After organizations see the results and returns on investment in diversity hiring, practically all companies get hooked on it. The criteria are not only to meet government quotas but also the goodwill it brings.
Company cultures will inevitably vary from company to company. Some may follow a casual and informal approach, while others prefer specific rules, policies, and do’s and don’ts. It largely depends on the size, nature, and adaptability of the business to grow with time.
Culture and work environment is the character of your organization. When the attitude of the company is welcoming, so will be the attitude of the people working with said company. Managers will be well-receptive to ideas and promote a decent and civilized culture. One where everyone is respected, and no one feels offended or insecure.
So, how to prevent bias in interview process?
Here are some ideas:
The only way for you to avoid hiring bias is to start by acknowledging the issue. It is the only means that hiring managers will understand their choices matter.
It is crucial to provide teams with training and the different ways to eliminate bias from their recruitment procedure. Good instruction on name bias in hiring and other issues enables hiring teams to understand what actions they have to take to avoid biased decisions.
Humans are the ones who see judgmental characteristics and these differences are not identified by computers. Especially, new-age technology like artificial intelligence is turning the game upside down.
This is a major step in tackling unconscious bias in hiring practices. AI doesn’t discriminate, that’s why it’s an analyst’s best tool. Human resource deals with a lot of people analysis, and smart, online tools can help you do that.
AI in human resources helps speed up the recruitment process and look past physical appearance and traits to judge individuals according to the algorithms provided to them. This way of handling bias in interview process and deep insight will help you build a recruitment strategy that ranks applicants based on professional merit and nothing else.
Language in job descriptions, PRs, Brand Communications
Think about any words you are using that might deter applicants, clients, or audiences of your brand and highlight unconscious bias hiring. To make your job descriptions inclusive, start by removing subtly gendered terms like “ninja,” “rockstar,” or “guru” and replace them with more straightforward titles, like “specialist” or “field service representative.”
These titles may not be as flashy, but they’re more inclusive and less likely to turn off candidates who feel they don’t fit the image you’re trying to portray.
To Wrap It Up
Top brands like Facebook, Amazon, Deutsche Bank, AT&T, etc. participated in a Forbes Insights survey and the report concluded that a diverse and inclusive workforce is critical to business success.
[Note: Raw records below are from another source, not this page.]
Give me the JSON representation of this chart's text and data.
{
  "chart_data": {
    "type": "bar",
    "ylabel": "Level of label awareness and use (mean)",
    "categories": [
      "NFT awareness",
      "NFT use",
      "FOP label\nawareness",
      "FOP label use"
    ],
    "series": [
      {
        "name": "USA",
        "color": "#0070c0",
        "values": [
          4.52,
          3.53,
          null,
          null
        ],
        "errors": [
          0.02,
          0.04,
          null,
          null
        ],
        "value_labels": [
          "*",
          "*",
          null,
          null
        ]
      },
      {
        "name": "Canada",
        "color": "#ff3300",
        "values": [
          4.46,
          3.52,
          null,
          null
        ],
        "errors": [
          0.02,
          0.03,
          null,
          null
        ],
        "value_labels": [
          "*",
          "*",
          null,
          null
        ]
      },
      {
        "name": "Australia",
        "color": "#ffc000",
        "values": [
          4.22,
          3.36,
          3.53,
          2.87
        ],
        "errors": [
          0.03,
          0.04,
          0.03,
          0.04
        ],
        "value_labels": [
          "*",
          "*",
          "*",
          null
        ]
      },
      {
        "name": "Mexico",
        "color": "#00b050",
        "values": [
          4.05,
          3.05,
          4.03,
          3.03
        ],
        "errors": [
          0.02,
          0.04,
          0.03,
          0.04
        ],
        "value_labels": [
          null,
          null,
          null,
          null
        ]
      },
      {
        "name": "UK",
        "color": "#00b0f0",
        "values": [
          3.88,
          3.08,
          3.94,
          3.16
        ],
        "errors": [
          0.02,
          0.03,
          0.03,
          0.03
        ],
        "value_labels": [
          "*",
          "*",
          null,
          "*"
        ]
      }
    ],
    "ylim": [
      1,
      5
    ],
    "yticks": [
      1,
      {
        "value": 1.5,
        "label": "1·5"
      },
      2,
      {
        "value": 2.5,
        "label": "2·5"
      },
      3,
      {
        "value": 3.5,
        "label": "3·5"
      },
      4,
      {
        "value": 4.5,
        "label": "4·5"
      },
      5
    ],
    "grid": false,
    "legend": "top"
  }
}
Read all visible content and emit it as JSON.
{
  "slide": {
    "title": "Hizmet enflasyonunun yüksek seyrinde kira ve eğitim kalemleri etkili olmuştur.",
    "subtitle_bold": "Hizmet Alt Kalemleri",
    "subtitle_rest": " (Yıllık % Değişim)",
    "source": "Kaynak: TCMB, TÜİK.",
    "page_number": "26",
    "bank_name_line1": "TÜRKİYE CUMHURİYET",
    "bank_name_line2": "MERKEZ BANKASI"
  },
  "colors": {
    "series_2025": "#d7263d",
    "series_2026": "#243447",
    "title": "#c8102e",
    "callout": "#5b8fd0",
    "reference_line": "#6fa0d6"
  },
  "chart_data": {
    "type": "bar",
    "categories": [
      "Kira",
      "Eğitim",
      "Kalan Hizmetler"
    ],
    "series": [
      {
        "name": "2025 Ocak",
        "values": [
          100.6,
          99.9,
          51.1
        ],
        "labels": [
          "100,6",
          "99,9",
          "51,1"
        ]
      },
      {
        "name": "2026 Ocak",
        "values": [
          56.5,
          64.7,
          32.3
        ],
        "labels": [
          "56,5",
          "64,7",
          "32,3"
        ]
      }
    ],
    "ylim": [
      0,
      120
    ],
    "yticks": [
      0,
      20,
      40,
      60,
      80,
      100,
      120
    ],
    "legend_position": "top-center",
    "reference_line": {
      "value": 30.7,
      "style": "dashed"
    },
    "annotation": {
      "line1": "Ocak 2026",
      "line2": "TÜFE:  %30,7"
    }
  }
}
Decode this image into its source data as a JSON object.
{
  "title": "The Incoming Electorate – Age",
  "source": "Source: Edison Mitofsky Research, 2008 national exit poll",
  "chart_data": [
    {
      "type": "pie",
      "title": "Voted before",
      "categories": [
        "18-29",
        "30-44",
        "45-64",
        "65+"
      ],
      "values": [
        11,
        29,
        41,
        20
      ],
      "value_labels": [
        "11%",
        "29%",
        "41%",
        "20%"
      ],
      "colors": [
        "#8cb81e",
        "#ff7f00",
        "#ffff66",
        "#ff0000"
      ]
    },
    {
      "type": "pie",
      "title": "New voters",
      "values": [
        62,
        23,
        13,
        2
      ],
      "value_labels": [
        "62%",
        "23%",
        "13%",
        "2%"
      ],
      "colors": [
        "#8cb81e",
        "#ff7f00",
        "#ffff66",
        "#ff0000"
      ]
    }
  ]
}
That is why the advocacy for unbiased recruitment is gaining traction.
But the more significant challenge is not creating a diverse workforce, the problem is with maintaining it since the problem is with retaining such talent. Diversity hiring goes hand-in-hand with diversity recruiting strategy, workplace diversity training, and, most importantly, a commitment to diversity from the top. And the road to avoid bias in interview process has just begun.